Chez Orwell, Big Brother surveille tout. Crédits photos : Joseph Mucira via Pixabay.

Julia : une réécriture qui ne laisse pas de marbre

            Chaque année, la rentrée littéraire est sans aucun doute l’événement le plus attendu par tous les professionnels du livre. Et chaque année, difficile de savoir où donner de la tête. Romans français, essais, fictions étrangères… Les genres et les parutions s’accumulent et il est délicat de se faire une place, notamment face aux habitués. Pourtant, un roman a réussi cet exploit et a su tirer son épingle du jeu, malgré son statut particulier : Julia de Sandra Newman, réécriture du légendaire 1984, parue le 29 août et écrite par une autrice totalement méconnue de la scène française.

 

Un roman inattendu… Complètement attendu

            Parfois, être un outsider a du bon. En effet, personne ne s’attendait à retrouver Big Brother aux côtés de Maylis de Kerangal ou Gaël Faye. L’effet de surprise a donc été radical : plusieurs mois avant sa sortie, Julia était sur toutes les lèvres. Des podcasts à la presse spécialisée, nombreux sont ceux ayant manifesté leur impatience face à la relecture de 1984. Une impatience qui s’explique par le statut mythique de l’œuvre d’Orwell mais pas que : Sandra Newman nous offre un nouveau prisme de lecture, celui des femmes.

            Ce n’était qu’une question de temps avant que 1984 s’inscrive dans le courant des réécritures féministes contemporaines. Étant soutenue par les ayants droits d’Orwell, la démarche ne pouvait qu’intriguer les fans de la première heure. À l’annonce de la traduction, beaucoup ont exprimé leur enthousiasme sur les réseaux sociaux, et surtout, leur curiosité.

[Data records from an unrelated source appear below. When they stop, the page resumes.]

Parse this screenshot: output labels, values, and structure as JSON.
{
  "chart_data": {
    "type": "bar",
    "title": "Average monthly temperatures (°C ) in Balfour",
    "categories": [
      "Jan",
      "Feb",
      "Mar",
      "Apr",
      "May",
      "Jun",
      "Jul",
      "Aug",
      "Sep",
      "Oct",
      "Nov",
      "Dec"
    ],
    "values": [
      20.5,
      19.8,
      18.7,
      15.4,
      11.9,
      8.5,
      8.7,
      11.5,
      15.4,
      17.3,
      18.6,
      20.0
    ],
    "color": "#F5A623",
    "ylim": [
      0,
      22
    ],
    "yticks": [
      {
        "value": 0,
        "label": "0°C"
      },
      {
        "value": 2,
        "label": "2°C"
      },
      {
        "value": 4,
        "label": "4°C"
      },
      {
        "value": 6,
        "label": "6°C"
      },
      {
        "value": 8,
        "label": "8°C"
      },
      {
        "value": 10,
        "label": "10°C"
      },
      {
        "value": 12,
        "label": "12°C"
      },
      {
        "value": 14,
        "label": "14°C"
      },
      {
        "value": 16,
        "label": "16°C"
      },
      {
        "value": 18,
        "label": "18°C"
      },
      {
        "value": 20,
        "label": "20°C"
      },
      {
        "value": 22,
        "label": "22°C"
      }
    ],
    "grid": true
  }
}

            Curiosité qui a vite été rassasiée chez les libraires et les critiques suite aux services presse : tous sont formels, l’exercice est réussi. Avant même sa parution, Julia bénéficiait d’un terrain plus que favorable…

 

S’imposer face à la concurrence

            Les éloges ne se sont pas taries en septembre, bien au contraire. Presque la moitié des articles au sujet de Julia ont été écrit à cette période, aussi bien en France qu’à l’étranger ! On souligne le talent de Newman et la pertinence de ses ajouts, à l’instar d’Olivier Van Vaerenbergh pour Le Vif : « elle transforme surtout un second rôle victimaire en premier rôle remarquable, cette fois d’une grande contemporanéité ». Un angle féministe qui a donc plu et qui a permis de dénoncer la misogynie latente d’Orwell.

            Et en ce qui concerne la dénonciation, Julia n’était pas seul à la barre : face à lui, L’invisible Madame Orwell de Anna Funder. Deux livres ayant pour seul dénominateur commun l’écrivain britannique, puisque celui de Funder est un roman hybride, à la fois essai et non-fiction. Une fausse rivalité est pourtant créée par les médias, traitant systématiquement les deux ouvrages en même temps. On peut citer Bernard Quiriny pour le LireMagazine spécial rentrée littéraire : Julia est « un projet culotté mais réussi : l’autrice trouve la bonne distance entre appropriation et fidélité, inventions et citations » mais L’invisible Madame Orwell « s’enlise dans les généralités solennelles […] et sombre dans le ridicule ». Une guerre non souhaitée mais qui profite grandement à Julia : c’est lui qui récolte tous les lauriers.

Un succès court, mais intense

            Après septembre, les critiques se font rares et le roman perd peu à peu son exposition. Face à l’effervescence des prix littéraires, difficile de continuer à briller, surtout quand on n’en a gagné aucun. Néanmoins, sa présence médiatique se clôt en beauté avec l’avis mélioratif de deux immenses journaux : Le Nouvel Obs et Le Monde. La réécriture se « fond avec aisance dans l’univers de son illustre prédécesseur » et « obéit à une logique propre ». De quoi la célébrer une dernière fois et saluer sa performance.

            De fait, pour une relecture d’une autrice méconnue, le bilan est plus que positif. Julia a incontestablement marqué cette rentrée littéraire. Le roman a su se faire une place et a trouvé son lectorat. Par son audace, ses convictions et sa plume, Sandra Newman a fait une entrée magistrale sur la scène littéraire. Nul doute qu’on la retrouvera bientôt, et qu’elle saura tout autant séduire son nouveau public…

 

Julia de Sandra Newman, Robert Laffont, 2024.